CREATE TABLE dqa.field ( field_id serial, name varchar(40), datatype varchar(20), domain_id integer, PRIMARY KEY (field_id), FOREIGN KEY (domain_id) REFERENCES dqa.omop_domain(domain_id) );

CREATE TABLE dqa.data_cycle ( cycle_id serial, cycle_date date, etl_conv_version varchar(20), PRIMARY KEY (cycle_id) );

CREATE TABLE dqa.check_type ( check_type_id serial, name varchar(20), alias varchar(20), PRIMARY KEY (check_type_id) );

CREATE TABLE dqa.check ( check_id serial, check_type_id integer, PRIMARY KEY (check_id), FOREIGN KEY (check_type_id) REFERENCES dqa.check_type (check_type_id) );

CREATE TABLE dqa.design ( check_id integer, field_id integer, low_threshold numeric, upp_threshold numeric, PRIMARY KEY (check_id, field_id), FOREIGN KEY (check_id) REFERENCES dqa.check(check_id), FOREIGN KEY (field_id) REFERENCES dqa.field(field_id) );

CREATE TABLE dqa.issue_observed( issue_observed_id serial, cycle_id integer, site_id integer, data_version varchar(20), PRIMARY KEY(issue_observed_id), FOREIGN KEY(cycle_id) REFERENCES dqa.data_cycle(cycle_id), FOREIGN KEY(site_id) REFERENCES dqa.site(site_id) );

CREATE TABLE dqa.issue ( issue_id serial,
check_id integer,
description varchar(100), status varchar(30),
cause varchar (60),
priority varchar(20),
github_issue_link varchar(50),
issue_observed_id integer, PRIMARY KEY (issue_id, issue_observed_id), FOREIGN KEY (issue_observed_id) REFERENCES dqa.issue_observed(issue_observed_id), FOREIGN KEY (check_id) REFERENCES dqa.check(check_id), CHECK (cause IN ( 'ETL:programming error',
'ETL: unclear conventions',
'ETL: new conventions required',
'ETL: administrative',
'Provenance: missing in source',
'Provenance: entry error or convention',
'Provenance: site-specific ETL convention', 'Provenance: new clinical workflow',
'Provenance: true anomaly',
'Provenance: EHR configuration',
'Provenance: administrative workflow',
'Provenance: vocabulary',
'Provenance: not applicable',
'Non-issue: DQA workflow bug',
'Non-issue: improvement in previous ETL' )), CHECK (status IN ( 'new', 'under review', 'solution proposed', 'persistent', 'withdrawn' )), CHECK (priority IN ('High','Medium','Low')));

vojtechhuser commented 6 years ago

It would be nice to be able to "mute" an issue found in Achilles.

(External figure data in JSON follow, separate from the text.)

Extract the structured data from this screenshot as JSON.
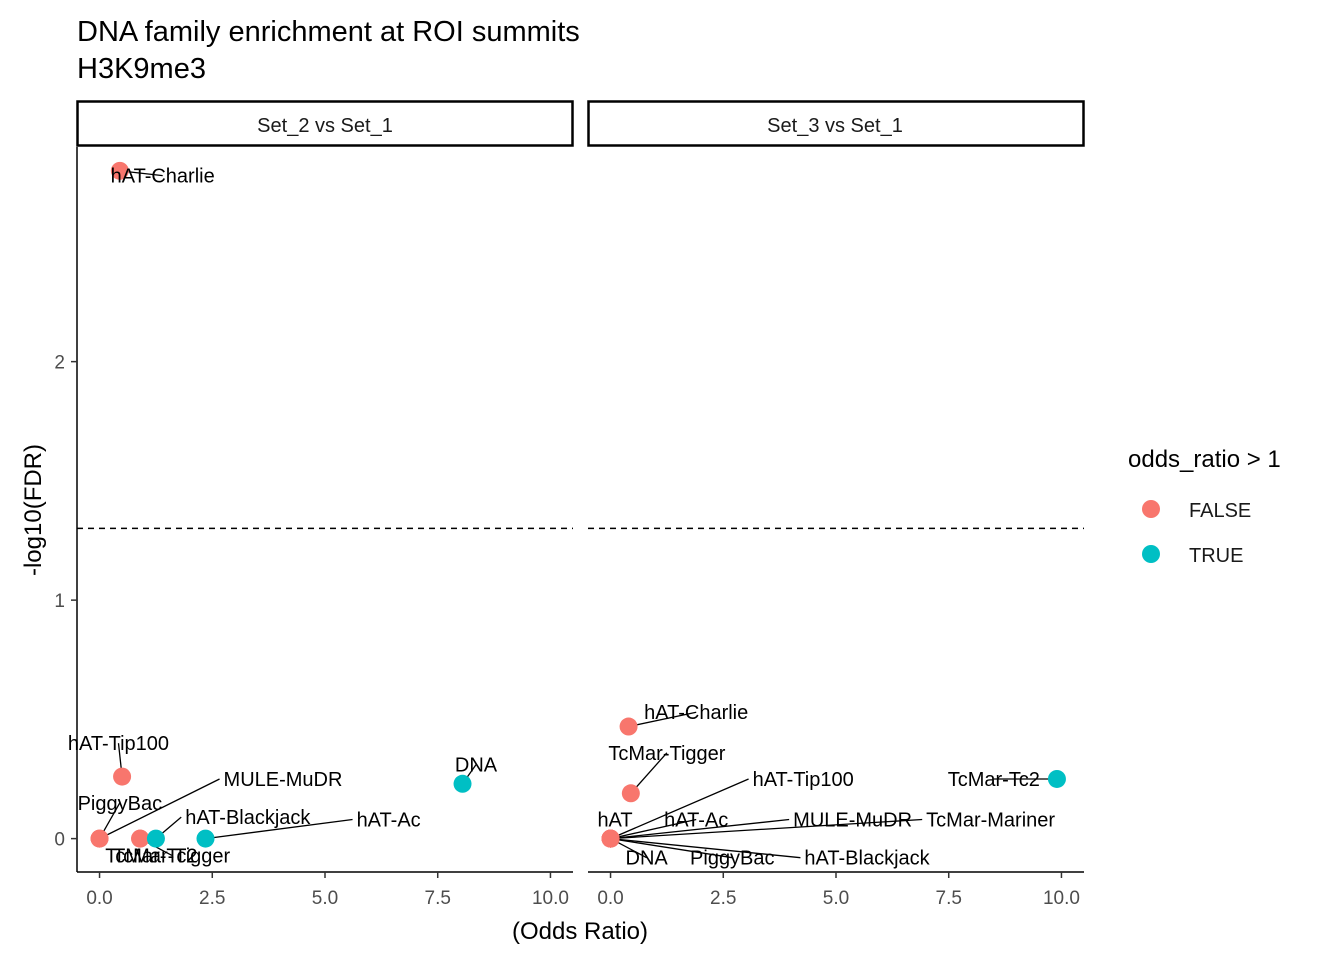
{
  "chart_data": {
    "type": "scatter",
    "title": "DNA family enrichment at ROI summits",
    "subtitle": "H3K9me3",
    "xlabel": "(Odds Ratio)",
    "ylabel": "-log10(FDR)",
    "xlim": [
      -0.5,
      10.5
    ],
    "ylim": [
      -0.14,
      2.9
    ],
    "x_ticks": [
      0.0,
      2.5,
      5.0,
      7.5,
      10.0
    ],
    "x_tick_labels": [
      "0.0",
      "2.5",
      "5.0",
      "7.5",
      "10.0"
    ],
    "y_ticks": [
      0,
      1,
      2
    ],
    "y_tick_labels": [
      "0",
      "1",
      "2"
    ],
    "threshold_y": 1.30103,
    "legend": {
      "title": "odds_ratio > 1",
      "entries": [
        {
          "label": "FALSE",
          "color": "#F8766D"
        },
        {
          "label": "TRUE",
          "color": "#00BFC4"
        }
      ]
    },
    "panels": [
      {
        "strip": "Set_2 vs Set_1",
        "points": [
          {
            "label": "hAT-Charlie",
            "x": 0.45,
            "y": 2.8,
            "or_gt_1": false,
            "lx": 1.4,
            "ly": 2.78,
            "anchor": "middle"
          },
          {
            "label": "hAT-Tip100",
            "x": 0.5,
            "y": 0.26,
            "or_gt_1": false,
            "lx": 0.42,
            "ly": 0.4,
            "anchor": "middle"
          },
          {
            "label": "PiggyBac",
            "x": 0.0,
            "y": 0.0,
            "or_gt_1": false,
            "lx": 0.45,
            "ly": 0.15,
            "anchor": "middle"
          },
          {
            "label": "MULE-MuDR",
            "x": 0.0,
            "y": 0.0,
            "or_gt_1": false,
            "lx": 2.75,
            "ly": 0.25,
            "anchor": "start"
          },
          {
            "label": "TcMar-Tc2",
            "x": 0.9,
            "y": 0.0,
            "or_gt_1": false,
            "lx": 1.15,
            "ly": -0.07,
            "anchor": "middle"
          },
          {
            "label": "TcMar-Tigger",
            "x": 0.9,
            "y": 0.0,
            "or_gt_1": false,
            "lx": 1.6,
            "ly": -0.07,
            "anchor": "middle"
          },
          {
            "label": "hAT-Blackjack",
            "x": 1.25,
            "y": 0.0,
            "or_gt_1": true,
            "lx": 1.9,
            "ly": 0.09,
            "anchor": "start"
          },
          {
            "label": "hAT-Ac",
            "x": 2.35,
            "y": 0.0,
            "or_gt_1": true,
            "lx": 5.7,
            "ly": 0.08,
            "anchor": "start"
          },
          {
            "label": "DNA",
            "x": 8.05,
            "y": 0.23,
            "or_gt_1": true,
            "lx": 8.35,
            "ly": 0.31,
            "anchor": "middle"
          }
        ]
      },
      {
        "strip": "Set_3 vs Set_1",
        "points": [
          {
            "label": "hAT-Charlie",
            "x": 0.4,
            "y": 0.47,
            "or_gt_1": false,
            "lx": 1.9,
            "ly": 0.53,
            "anchor": "middle"
          },
          {
            "label": "TcMar-Tigger",
            "x": 0.45,
            "y": 0.19,
            "or_gt_1": false,
            "lx": 1.25,
            "ly": 0.36,
            "anchor": "middle"
          },
          {
            "label": "hAT-Tip100",
            "x": 0.0,
            "y": 0.0,
            "or_gt_1": false,
            "lx": 3.15,
            "ly": 0.25,
            "anchor": "start"
          },
          {
            "label": "hAT",
            "x": 0.0,
            "y": 0.0,
            "or_gt_1": false,
            "lx": 0.1,
            "ly": 0.08,
            "anchor": "middle"
          },
          {
            "label": "hAT-Ac",
            "x": 0.0,
            "y": 0.0,
            "or_gt_1": false,
            "lx": 1.9,
            "ly": 0.08,
            "anchor": "middle"
          },
          {
            "label": "MULE-MuDR",
            "x": 0.0,
            "y": 0.0,
            "or_gt_1": false,
            "lx": 4.05,
            "ly": 0.08,
            "anchor": "start"
          },
          {
            "label": "TcMar-Mariner",
            "x": 0.0,
            "y": 0.0,
            "or_gt_1": false,
            "lx": 7.0,
            "ly": 0.08,
            "anchor": "start"
          },
          {
            "label": "DNA",
            "x": 0.0,
            "y": 0.0,
            "or_gt_1": false,
            "lx": 0.8,
            "ly": -0.08,
            "anchor": "middle"
          },
          {
            "label": "PiggyBac",
            "x": 0.0,
            "y": 0.0,
            "or_gt_1": false,
            "lx": 2.7,
            "ly": -0.08,
            "anchor": "middle"
          },
          {
            "label": "hAT-Blackjack",
            "x": 0.0,
            "y": 0.0,
            "or_gt_1": false,
            "lx": 4.3,
            "ly": -0.08,
            "anchor": "start"
          },
          {
            "label": "TcMar-Tc2",
            "x": 9.9,
            "y": 0.25,
            "or_gt_1": true,
            "lx": 8.5,
            "ly": 0.25,
            "anchor": "middle"
          }
        ]
      }
    ]
  }
}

writetoritu commented 6 years ago

@vojtechhuser sounds like a good idea! What logic would you be using to "mute" the issues?

vojtechhuser commented 6 years ago

I would be inspired by PEDSNet and introduce new Achilles tables that would support 'data cycle', making issues from current messages and commenting on any current or past issue.

So no automated logic for muting - more like human input.

fdefalco commented 3 years ago

Heel has been superseded by DQD and is no longer under development.